Em meio ao crescimento do mercado de cosméticos no Brasil, a suspensão do sabonete líquido “Pérolas do Campo” pela Agência Nacional de Vigilância Sanitária (Anvisa), em setembro de 2025, chamou atenção para a necessidade de registro sanitário para produtos de higiene, pois o item estava sendo fabricado e comercializado sem a devida autorização, em desacordo com a Lei nº 6.360/1976, o que levou à interrupção da fabricação, distribuição, venda e recolhimento de lotes em todo o país.
A suspensão da Anvisa para o sabonete vale em todo o Brasil?
A decisão de suspender o sabonete líquido “Pérolas do Campo” tem alcance nacional e se aplica a todos os tipos de estabelecimentos, físicos e virtuais. Nenhuma empresa está autorizada a fabricar, distribuir, anunciar ou comercializar o produto enquanto a determinação estiver em vigor.
Para dar efetividade à medida, a Anvisa atua em conjunto com as vigilâncias sanitárias estaduais e municipais, que intensificam fiscalizações e podem apreender mercadorias e aplicar sanções. Esse tipo de caso serve como alerta para o setor produtivo, que tende a reforçar rotinas internas de conformidade regulatória e rotulagem.
O que a legislação exige sobre o registro sanitário de cosméticos?
A legislação brasileira, em especial a Lei nº 6.360/1976, proíbe industrializar, expor à venda ou entregar ao consumo produtos sujeitos à vigilância sanitária sem o devido registro, quando exigido. Para cosméticos, produtos de higiene pessoal e perfumes, o controle pode se dar por meio de registro ou notificação, conforme a categoria de risco.

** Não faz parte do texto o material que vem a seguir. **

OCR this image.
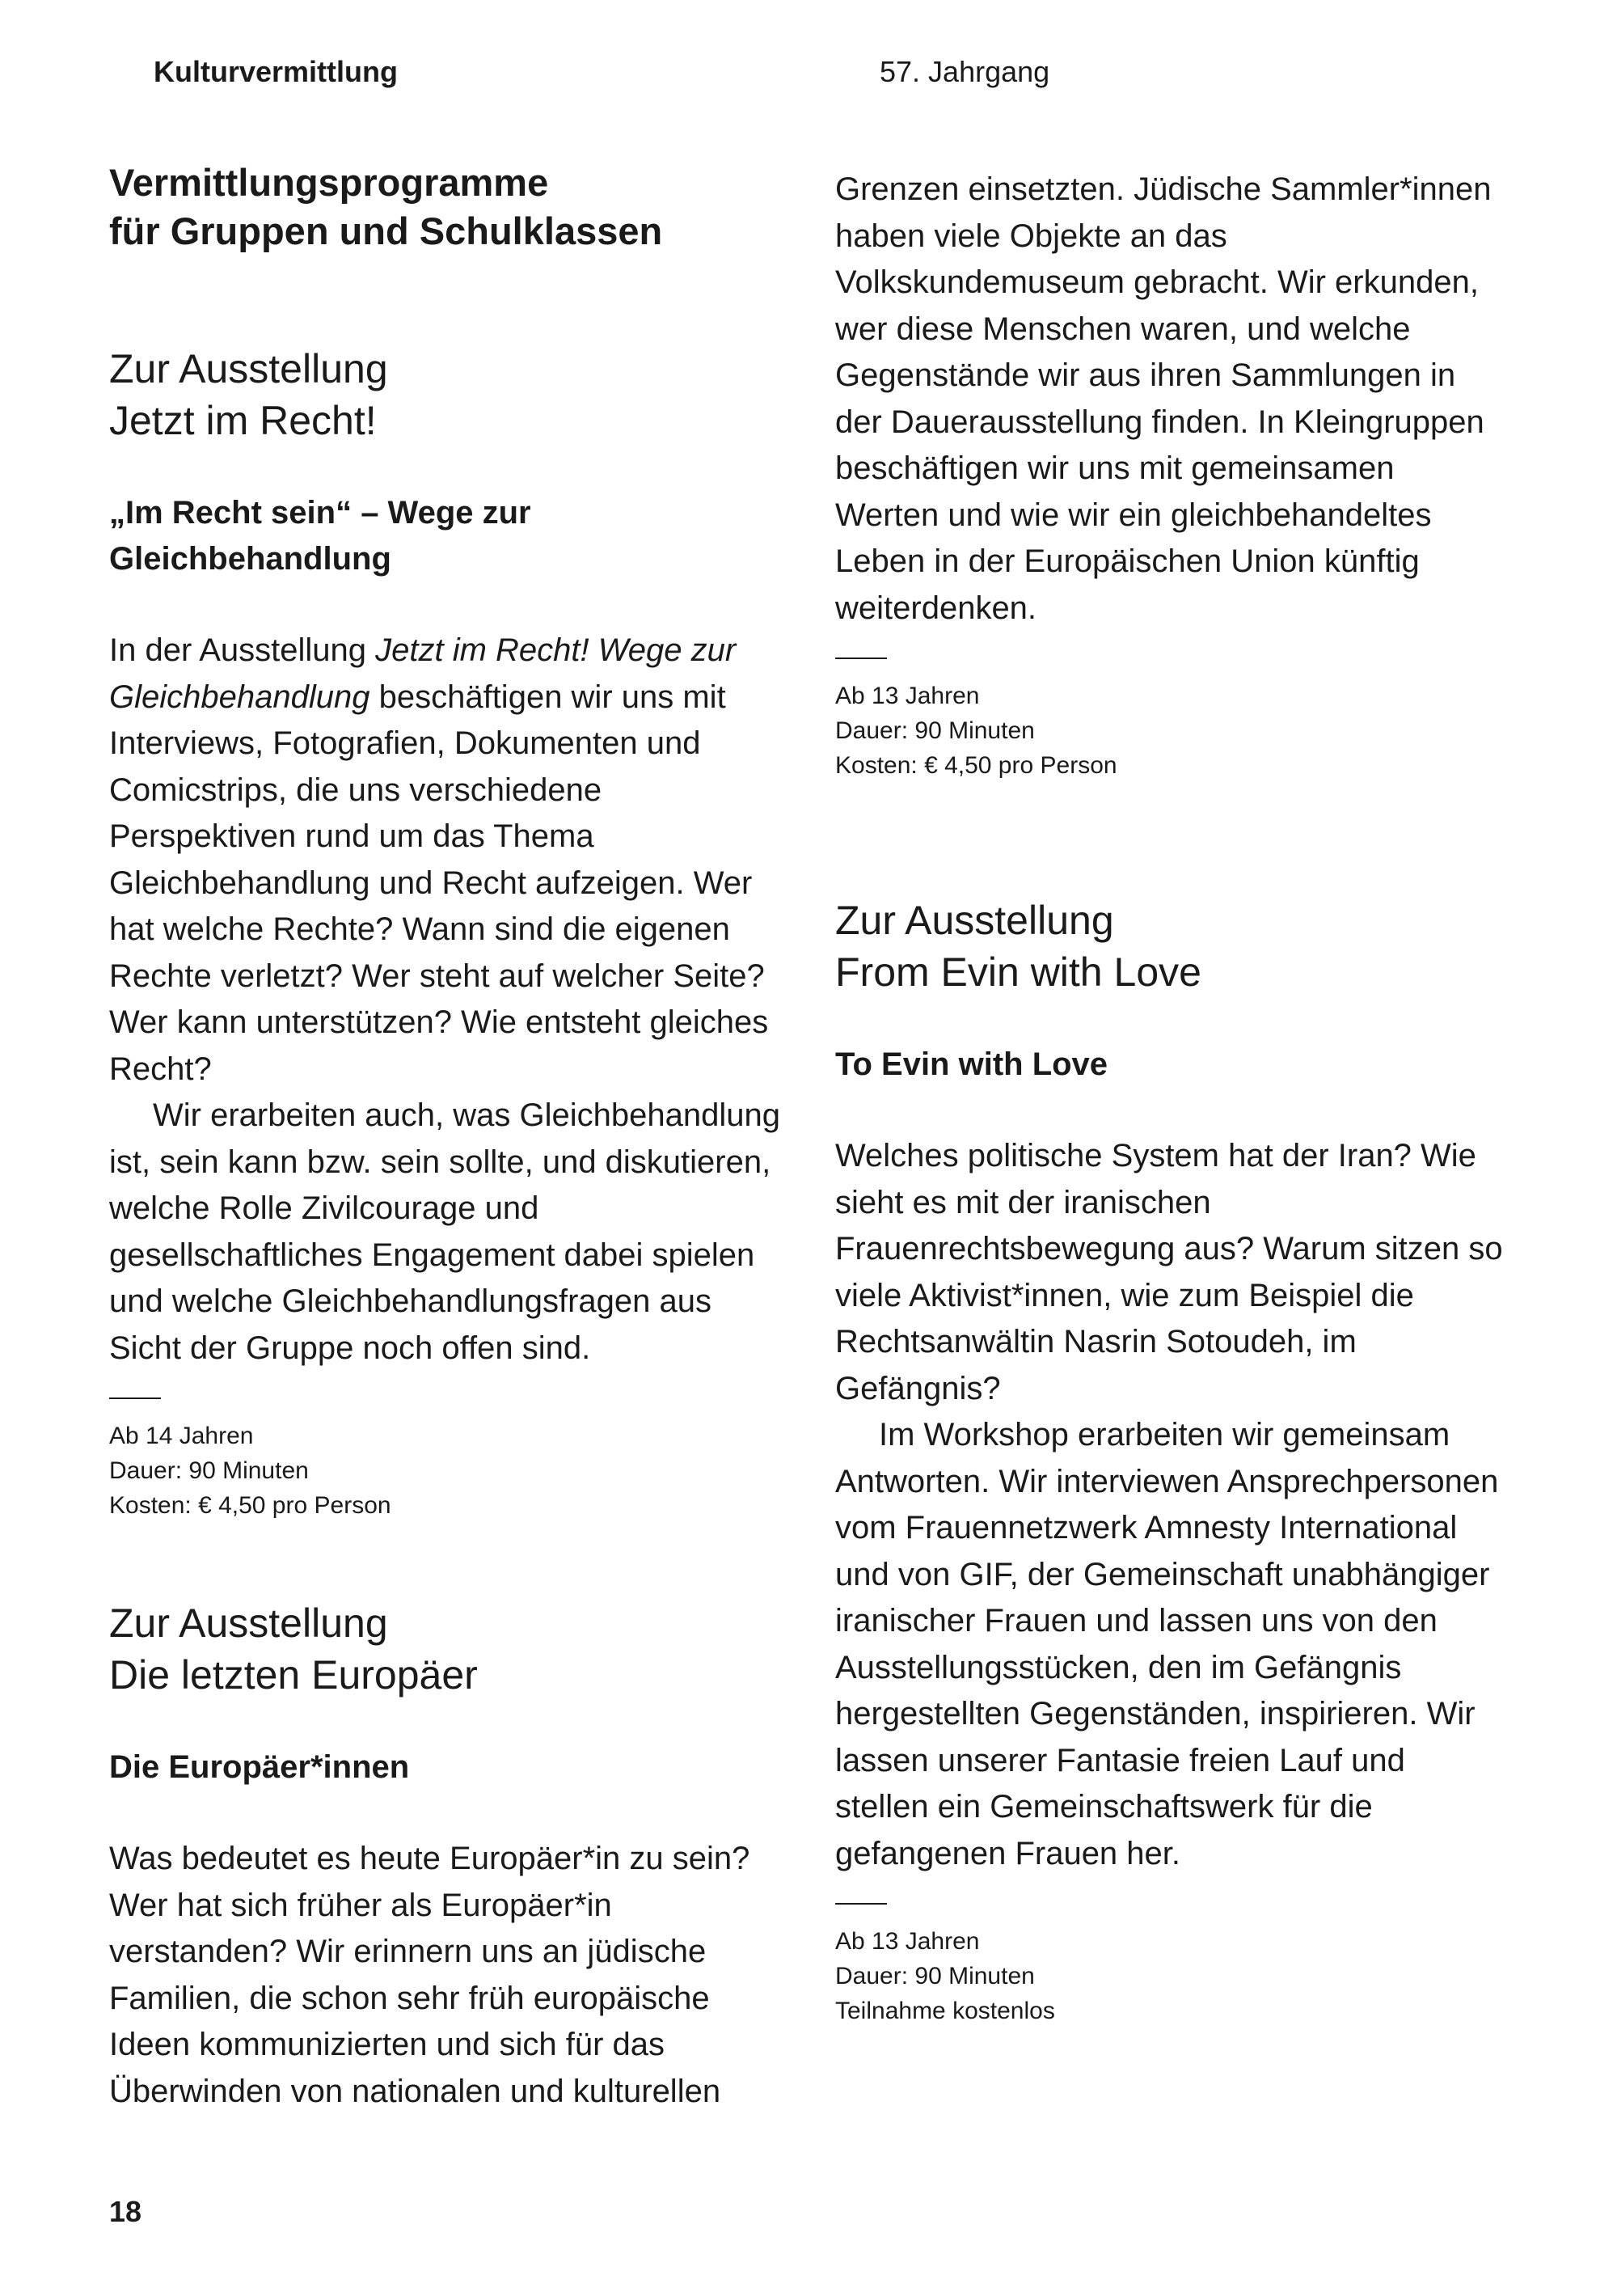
Kulturvermittlung	57. Jahrgang
Vermittlungsprogramme
für Gruppen und Schulklassen
Zur Ausstellung
Jetzt im Recht!
„Im Recht sein“ – Wege zur
Gleichbehandlung

In der Ausstellung Jetzt im Recht! Wege zur Gleichbehandlung beschäftigen wir uns mit Interviews, Fotografien, Dokumenten und Comicstrips, die uns verschiedene Perspektiven rund um das Thema Gleichbehandlung und Recht aufzeigen. Wer hat welche Rechte? Wann sind die eigenen Rechte verletzt? Wer steht auf welcher Seite? Wer kann unterstützen? Wie entsteht gleiches Recht?

Wir erarbeiten auch, was Gleichbehandlung ist, sein kann bzw. sein sollte, und diskutieren, welche Rolle Zivilcourage und gesellschaftliches Engagement dabei spielen und welche Gleichbehandlungsfragen aus Sicht der Gruppe noch offen sind.

Ab 14 Jahren

Dauer: 90 Minuten

Kosten: € 4,50 pro Person

Zur Ausstellung
Die letzten Europäer
Die Europäer*innen

Was bedeutet es heute Europäer*in zu sein? Wer hat sich früher als Europäer*in verstanden? Wir erinnern uns an jüdische Familien, die schon sehr früh europäische Ideen kommunizierten und sich für das Überwinden von nationalen und kulturellen

Grenzen einsetzten. Jüdische Sammler*innen haben viele Objekte an das Volkskundemuseum gebracht. Wir erkunden, wer diese Menschen waren, und welche Gegenstände wir aus ihren Sammlungen in der Dauerausstellung finden. In Kleingruppen beschäftigen wir uns mit gemeinsamen Werten und wie wir ein gleichbehandeltes Leben in der Europäischen Union künftig weiterdenken.

Ab 13 Jahren

Dauer: 90 Minuten

Kosten: € 4,50 pro Person

Zur Ausstellung
From Evin with Love
To Evin with Love

Welches politische System hat der Iran? Wie sieht es mit der iranischen Frauenrechtsbewegung aus? Warum sitzen so viele Aktivist*innen, wie zum Beispiel die Rechtsanwältin Nasrin Sotoudeh, im Gefängnis?

Im Workshop erarbeiten wir gemeinsam Antworten. Wir interviewen Ansprechpersonen vom Frauennetzwerk Amnesty International und von GIF, der Gemeinschaft unabhängiger iranischer Frauen und lassen uns von den Ausstellungsstücken, den im Gefängnis hergestellten Gegenständen, inspirieren. Wir lassen unserer Fantasie freien Lauf und stellen ein Gemeinschaftswerk für die gefangenen Frauen her.

Ab 13 Jahren

Dauer: 90 Minuten

Teilnahme kostenlos

18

Antes de chegar ao comércio, a empresa deve fornecer informações sobre fórmula, concentração de ingredientes, modo de uso, advertências e dados de fabricação. A ausência desse processo faz com que o produto seja considerado sem comprovação oficial de segurança, eficácia e qualidade perante os órgãos reguladores.
Quais cuidados adotar ao escolher produtos de higiene?
A suspensão do sabonete “Pérolas do Campo” reforça a importância de atenção aos detalhes do rótulo e à procedência dos itens de higiene diária. Alguns cuidados simples ajudam a reduzir o risco de exposição a produtos irregulares ou fora das normas da Anvisa, tanto em lojas físicas quanto em compras on-line. Veja os cuidados abaixo:
- Verificar se o rótulo informa registro ou notificação na Anvisa, nome do fabricante, CNPJ e endereço;
- Priorizar estabelecimentos formais e canais de venda reconhecidos;
- Desconfiar de preços muito abaixo da média para produtos semelhantes;
- Observar cor, odor e consistência, evitando o uso em caso de alteração perceptível;
- Guardar a nota fiscal para facilitar trocas, reclamações e denúncias.
Por que o registro sanitário é essencial para a segurança dos produtos?
O registro sanitário funciona como um filtro técnico que busca impedir a chegada ao mercado de itens com potencial de causar danos à saúde. Durante a avaliação, a Anvisa analisa a qualidade da formulação, a estabilidade ao longo do prazo de validade e a adequação dos componentes às listas de substâncias permitidas e proibidas.
Entre as principais funções desse controle, destacam-se etapas que visam proteger diretamente o consumidor e dar segurança jurídica às empresas:
Confirmação da Qualidade
Verificação de estabilidade físico-química, conservação adequada, prazo de validade definido e condições corretas de armazenamento ao longo da vida útil do produto.
Avaliação de Ingredientes
Checagem criteriosa da composição para identificar agentes irritantes, tóxicos ou proibidos para uso cosmético, garantindo segurança ao consumidor.
Conformidade Regulatória
Análise de normas técnicas vigentes, rotulagem correta, presença de advertências obrigatórias e atendimento às exigências legais.
Proteção à Saúde
Redução do risco de alergias, irritações cutâneas e outras reações adversas, promovendo o uso seguro e responsável do produto.
O que fazer e como denunciar se o produto já foi comprado?
Se um item suspenso pela Anvisa já tiver sido adquirido, a orientação é interromper o uso imediatamente e conservar a embalagem, mantendo o rótulo legível para futuras verificações. O descarte não deve ser feito no lixo comum sem orientação, sendo recomendável buscar o estabelecimento de compra ou a vigilância sanitária local.
Em caso de irritação, vermelhidão, coceira ou outras alterações na pele, é importante procurar atendimento médico e relatar o nome do produto e o período de uso, além de formalizar queixa na vigilância sanitária, na Anvisa ou em órgãos de defesa do consumidor, contribuindo para o monitoramento de efeitos adversos e para a fiscalização de estabelecimentos irregulares.